Avant-Première VO: Review Avengers Standoff - Welcome To Pleasant Hill #1[FRENCH] S’il faut se méfier des miniséries qui sont des préambules à de vrais évènements (Standoff ayant été présenté un peu comme un marchepied à Civil War II), Nick Spencer et Mark Bagley prennent comme point de départ le Winter Soldier pour nous donner la version super-héroïque du « Prisonnier ». Une fois arrivé au « Village », il est difficile d’en repartir. Surtout lorsqu’on ne sait plus du tout qui on est…

Avengers Standoff - Welcome To Pleasant Hill #1Avengers Standoff – Welcome To Pleasant Hill #1 [Marvel Comics]
Scénario de Nick Spencer
Dessins de Mark Bagley
Parution aux USA le mercredi 17 février 2016

Le Winter Soldier s’introduit dans une installation secrète du SHIELD, trouvant des traces d’une mystérieuse jeune fille. Mais au SHIELD, on n’aime pas que les gens posent des questions. Et, de plus, ce n’est pas non plus comme si l’ex-Bucky avait un CV irréprochable. Il est donc rapidement neutralisé… avant qu’un jeune homme amnésique ne s’éveille au sein d’une communauté un peu trop « belle » pour être vraie. Suivent alors les tentatives infructueuses de l’inconnu pour s’échapper et/ou retrouver son identité, tandis que la même jeune fille continue d’apparaître. Nick Spencer se débrouille bien, en général, avec les situations paranos, les histoires de conspiration… Et cette fois ne déroge pas à la règle, avec son protagoniste central qui se retrouve un peu dans la peau du « Numéro 6 ».
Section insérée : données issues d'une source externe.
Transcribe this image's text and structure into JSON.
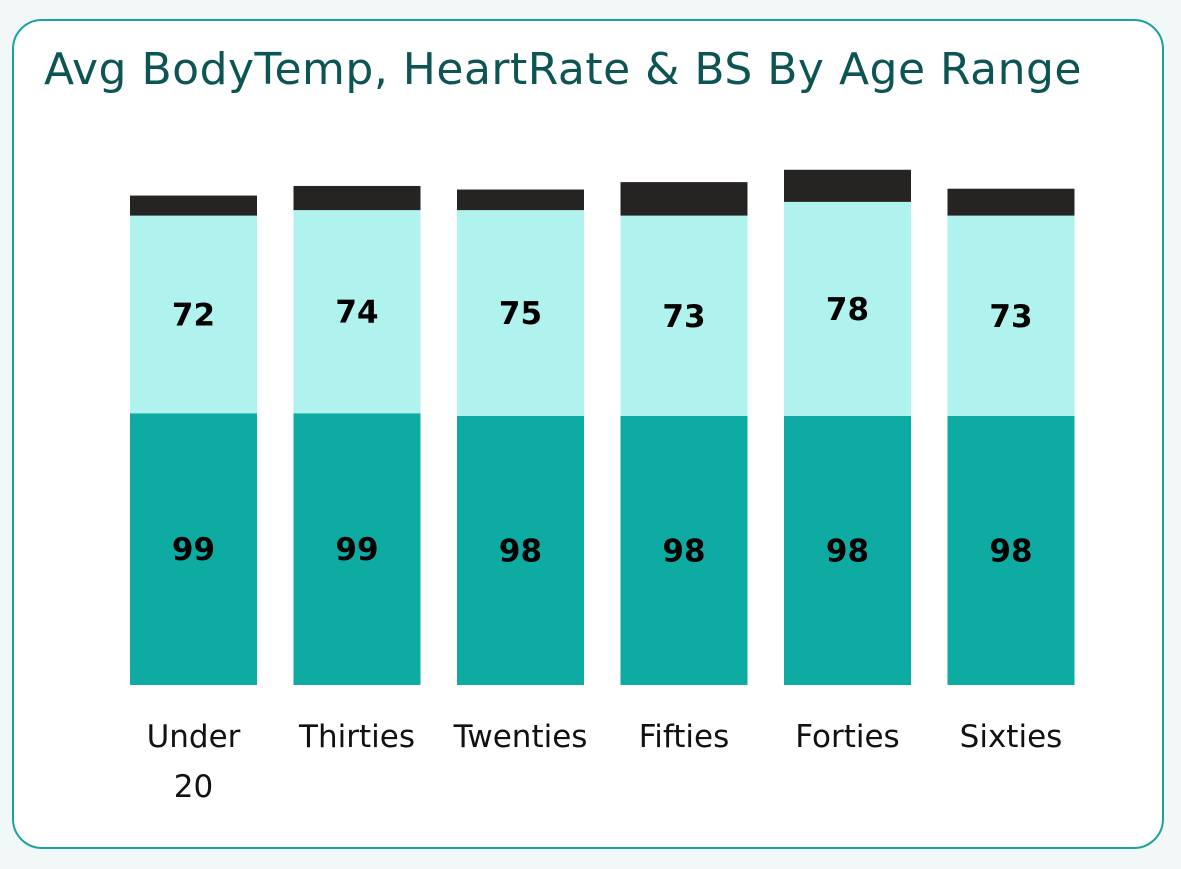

« Maybe illusion isn’t the right word. But it’s definitively all a lie. »

Je n’attendais vraiment pas grand-chose de ce numéro mais, s’il est vrai que l’on voir venir un ou deux détails (l’identité du maire, please… c’est téléphoné) on se dirige sans le réaliser vers une conclusion qui est logique et bien vue. En cours de chemin, par contre, on a le temps d’envisager plein de choses et de changer d’avis une ou deux fois sur la situation exacte et ses débouchés. D’ailleurs c’est sans doute pour mieux tromper son monde que Spencer a posé quelques trucs évidents comme le rôle de Maria Hill, histoire que l’on n’aille pas chercher ailleurs. Le prolifique Mark Bagley a été réquisitionné pour les dessins et c’est une très bonne idée, dans le cas présent, surtout qu’il se prête carrément à certains rebondissements. A partir de là, une fois arrivé à la dernière scène de l’épisode, on se doute un peu de la direction générale qui va être prise mais les auteurs nous promettent sans doute quelques renversements de plus. Une bonne surprise.